Ahora, mientras su oxígeno disminuía peligrosamente, no tenía claro si la angustia era por la asfixia o por la abrumadora percepción de su gravedad. A regañadientes aceptó ponerse boca abajo. Durante horas se dejó engañar por las alentadoras palabras del equipo de salud. Pero, a la incertidumbre siguió la certeza de la cercana fatalidad. Sabía que había entrado en esa espiral descendente y por ello trataba inútilmente de negarse a la intubación. De mala gana se puso la desesperante máscara conectada al respirador. El chorro de aire trajo consigo la imagen futurista de su familia ante su perenne ausencia. La horrible máscara escondió el húmedo y salobre porvenir de la vida sin el que a raudales rodaba por sus mejillas. Quiso no saber, desconocer el presente y futuro. Pero le era imposible, la soledad agigantaba el tiempo para pensar en la cruda realidad. Aislado de todos, cual leproso, no sabía cuándo y cómo sería la postrera despedida. La angustiosa voz de la mujer de su vida suplicándole en el distante teléfono en altavoz que se dejara intubar lo obligó a aceptar. Ya no deseaba pensar, lo aceptó pensando en que en el mejor escenario no sufriría más mientras se recuperaba o abandonaría este mundo sin más angustia. Para sus hijos y familiares la despedida y el postrer recuerdo fue ese impensado momento saliendo de casa a las volandas mientras el virus se llevaba las décadas de vida que le tocaba vivir.
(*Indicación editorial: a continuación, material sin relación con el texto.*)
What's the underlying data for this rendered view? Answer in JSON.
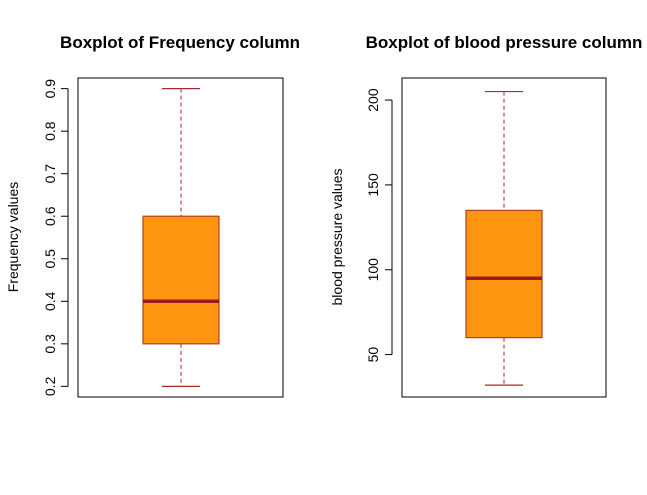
{
  "chart_data": [
    {
      "type": "boxplot",
      "title": "Boxplot of Frequency column",
      "xlabel": "",
      "ylabel": "Frequency values",
      "ylim": [
        0.175,
        0.925
      ],
      "ticks": [
        "0.2",
        "0.3",
        "0.4",
        "0.5",
        "0.6",
        "0.7",
        "0.8",
        "0.9"
      ],
      "box": {
        "min": 0.2,
        "q1": 0.3,
        "median": 0.4,
        "q3": 0.6,
        "max": 0.9
      },
      "box_fill": "#ff9410",
      "box_border": "#b04020",
      "median_color": "#9b1c1c",
      "whisker_color": "#a52a2a",
      "grid": false
    },
    {
      "type": "boxplot",
      "title": "Boxplot of blood pressure column",
      "xlabel": "",
      "ylabel": "blood pressure values",
      "ylim": [
        25,
        213
      ],
      "ticks": [
        "50",
        "100",
        "150",
        "200"
      ],
      "box": {
        "min": 32,
        "q1": 60,
        "median": 95,
        "q3": 135,
        "max": 205
      },
      "box_fill": "#ff9410",
      "box_border": "#b04020",
      "median_color": "#9b1c1c",
      "whisker_color": "#a52a2a",
      "grid": false
    }
  ]
}
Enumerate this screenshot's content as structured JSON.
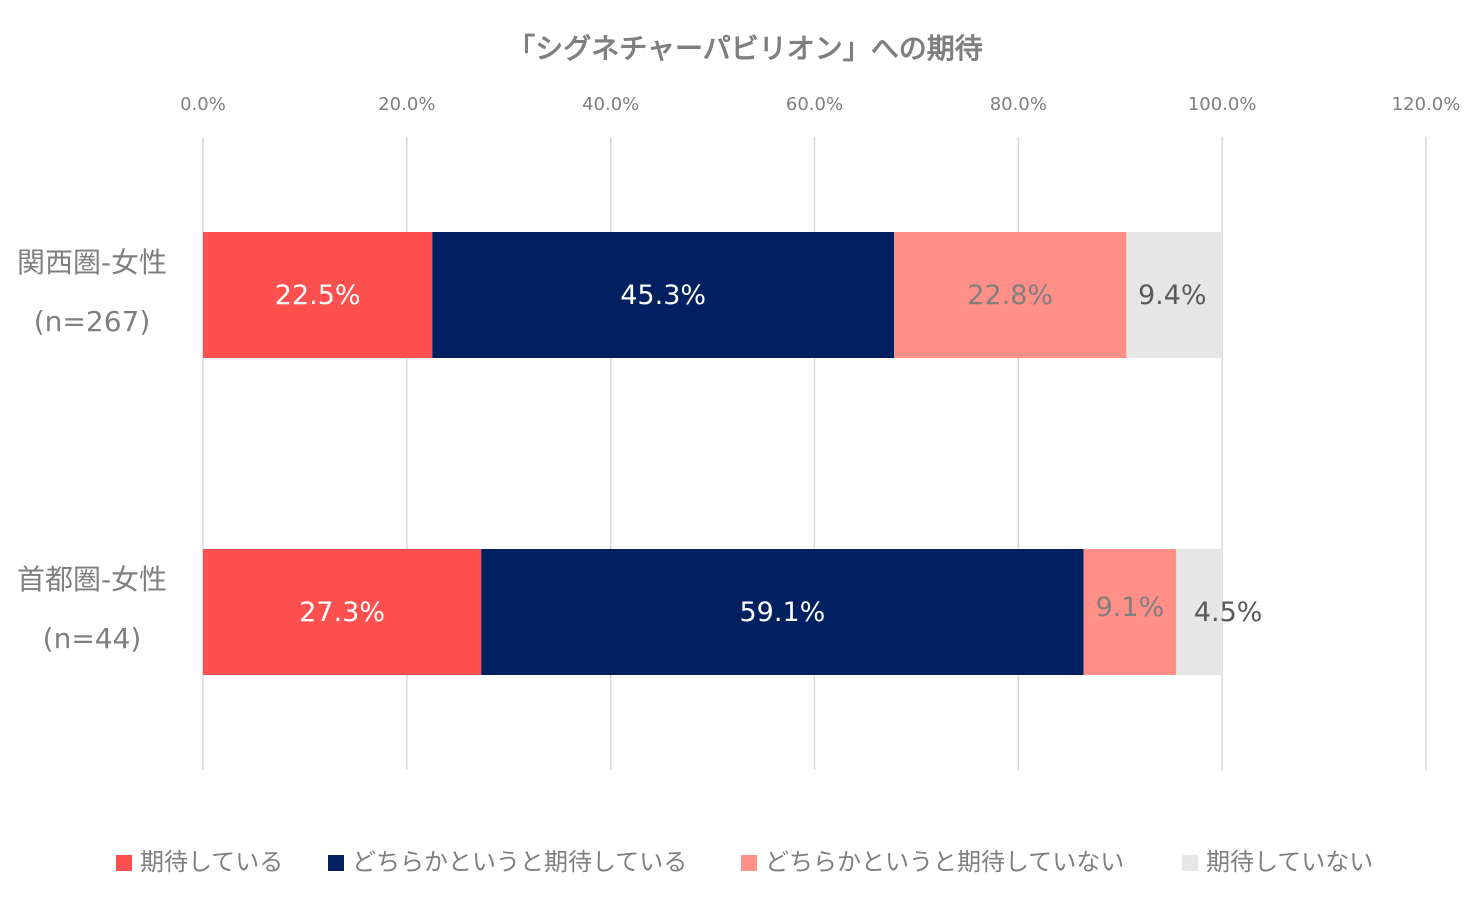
{
  "chart_data": {
    "type": "bar",
    "orientation": "horizontal",
    "stacked": true,
    "title": "「シグネチャーパビリオン」への期待",
    "xlim": [
      0,
      120
    ],
    "ticks": [
      "0.0%",
      "20.0%",
      "40.0%",
      "60.0%",
      "80.0%",
      "100.0%",
      "120.0%"
    ],
    "tick_values": [
      0,
      20,
      40,
      60,
      80,
      100,
      120
    ],
    "grid": true,
    "legend": "bottom",
    "categories": [
      {
        "line1": "関西圏-女性",
        "line2": "(n=267)"
      },
      {
        "line1": "首都圏-女性",
        "line2": "(n=44)"
      }
    ],
    "series": [
      {
        "name": "期待している",
        "color": "#ff5050",
        "label_color": "#ffffff",
        "values": [
          22.5,
          27.3
        ],
        "labels": [
          "22.5%",
          "27.3%"
        ]
      },
      {
        "name": "どちらかというと期待している",
        "color": "#002060",
        "label_color": "#ffffff",
        "values": [
          45.3,
          59.1
        ],
        "labels": [
          "45.3%",
          "59.1%"
        ]
      },
      {
        "name": "どちらかというと期待していない",
        "color": "#ff8f87",
        "label_color": "#7f7f7f",
        "values": [
          22.8,
          9.1
        ],
        "labels": [
          "22.8%",
          "9.1%"
        ]
      },
      {
        "name": "期待していない",
        "color": "#e7e6e6",
        "label_color": "#595959",
        "values": [
          9.4,
          4.5
        ],
        "labels": [
          "9.4%",
          "4.5%"
        ]
      }
    ]
  }
}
En pandemia los hospitales fueron campos de batalla en una guerra contra un virus potencialmente mortal, para el cual no había cura, y ante un mundo que no estaba preparado. Y allí, al frente de todo estuvieron trabajadores de la salud con un profundo sentido del deber para hacer lo correcto sobreponiéndose al miedo personal y al temor por la familia.
En contravía con su esencia de mortales cuidaron y defendieron a los demás. Así son los héroes. Es de esperar que la estatua, que en buena hora el Dr. Henry Vergara ha propuesto, se haga realidad como verdadero homenaje a todos esos varios cientos de trabajadores de la salud que se convirtieron en mártires.
Decía Miguel Ángel que “cada bloque de piedra tiene una estatua en su interior”. Igual, cada ser humano tiene una misión en su vida, ellos la descubrieron, vivieron y murieron por ella.
*Profesor Universidad de Cartagena.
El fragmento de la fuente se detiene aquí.